How long have you been studying Arabic? What is your current level?
I first started learning Arabic during my undergraduate studies. I wanted to take a module in modern Palestinian literature, so I enrolled in Arabic evening classes. I then received a grant to travel to Jordan for an immersive Arabic programme. This was my first time in the Middle East and it consolidated my interest in the region’s language and culture. By the end of my undergraduate degree, I knew that I wanted to improve my Arabic and continue studying Middle Eastern literature. The intensive Arabic language programme at Edinburgh offered the perfect way to develop my language skills alongside other studies. After graduating, I returned to Jordan to keep working on my language skills and collect texts in preparation for my PhD.
What made you decide to study the Arabic language and culture? What & who inspired you? What were your motivations?
I started studying Arabic because I wanted to be able to engage with Middle Eastern literature in its original language. My teachers at undergraduate and postgraduate level have always been sources of inspiration. The other students on the Arab World Studies programme were also a huge support. It is an unusual programme in that students come to it from a wide range of backgrounds – in my cohort we had people coming from international relations, ancient history and journalism studies. This led to an intellectually diverse and stimulating community as everyone had different motivations pushing them towards the shared goal of learning Arabic.
Have you had any ups and downs while learning Arabic?
You need stamina when learning any language, but especially Arabic. The highlight of my studies was the time I spent in Palestine, studying at Bir Zeit University, as part of my MSc. Using Arabic outside the classroom was a challenge, but also a real joy and I made some very close friends who I am still in touch with today. Unfortunately, we ended up having to leave early due to political circumstances, and this was a sharp reminder of how difficult life can be in the region.
What careers are you planning to pursue (or have embarked on) using your Arabic language skills?
While conducting my doctoral research I am also teaching modern Arabic literature. I hope to continue pursuing my academic interests, helping to foster awareness and discussion of Arabic literature through further research and teaching.

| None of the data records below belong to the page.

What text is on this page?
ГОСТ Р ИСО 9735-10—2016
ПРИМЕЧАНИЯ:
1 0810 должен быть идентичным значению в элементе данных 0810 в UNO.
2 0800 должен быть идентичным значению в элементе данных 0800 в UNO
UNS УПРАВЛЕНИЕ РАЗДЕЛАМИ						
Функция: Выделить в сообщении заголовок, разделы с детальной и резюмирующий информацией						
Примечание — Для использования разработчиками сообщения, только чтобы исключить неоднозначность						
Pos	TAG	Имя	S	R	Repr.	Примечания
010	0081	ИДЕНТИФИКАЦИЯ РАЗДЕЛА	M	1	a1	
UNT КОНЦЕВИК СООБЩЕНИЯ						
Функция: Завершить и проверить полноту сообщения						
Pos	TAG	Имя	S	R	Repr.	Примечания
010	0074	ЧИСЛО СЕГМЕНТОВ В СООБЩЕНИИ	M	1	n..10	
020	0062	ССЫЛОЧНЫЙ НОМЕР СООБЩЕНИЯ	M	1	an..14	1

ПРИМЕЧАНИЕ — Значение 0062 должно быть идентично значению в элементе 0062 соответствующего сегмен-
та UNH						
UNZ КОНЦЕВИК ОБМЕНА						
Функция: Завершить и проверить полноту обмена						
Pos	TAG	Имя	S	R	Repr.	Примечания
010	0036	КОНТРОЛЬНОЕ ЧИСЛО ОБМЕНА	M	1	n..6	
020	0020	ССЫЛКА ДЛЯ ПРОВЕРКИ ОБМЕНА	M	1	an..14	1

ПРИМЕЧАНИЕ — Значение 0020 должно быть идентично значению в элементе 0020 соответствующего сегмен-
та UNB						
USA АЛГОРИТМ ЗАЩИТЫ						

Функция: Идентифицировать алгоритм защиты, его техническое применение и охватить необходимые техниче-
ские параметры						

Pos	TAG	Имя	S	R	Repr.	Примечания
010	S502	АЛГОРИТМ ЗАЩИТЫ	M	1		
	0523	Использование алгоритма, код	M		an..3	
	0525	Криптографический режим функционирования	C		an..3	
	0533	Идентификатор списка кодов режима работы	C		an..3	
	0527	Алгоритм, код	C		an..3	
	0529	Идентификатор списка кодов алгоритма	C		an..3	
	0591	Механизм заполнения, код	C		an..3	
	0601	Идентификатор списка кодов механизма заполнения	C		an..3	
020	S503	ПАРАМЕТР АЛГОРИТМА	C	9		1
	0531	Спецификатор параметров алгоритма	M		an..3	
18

What does it take to become an excellent student of Arabic? What recommendations would you give to anyone interested in learning Arabic?
I strongly believe that anyone can learn a language – it just takes patience and perseverance. My advice for any student of Arabic is: when feeling frustrated by having to memorise new vocab or grammar rules, remember your reasons for wanting to learn the language and the real-world skills those hours of studying will translate into. Also, stay well-stocked up with plenty of paper for vocab cards!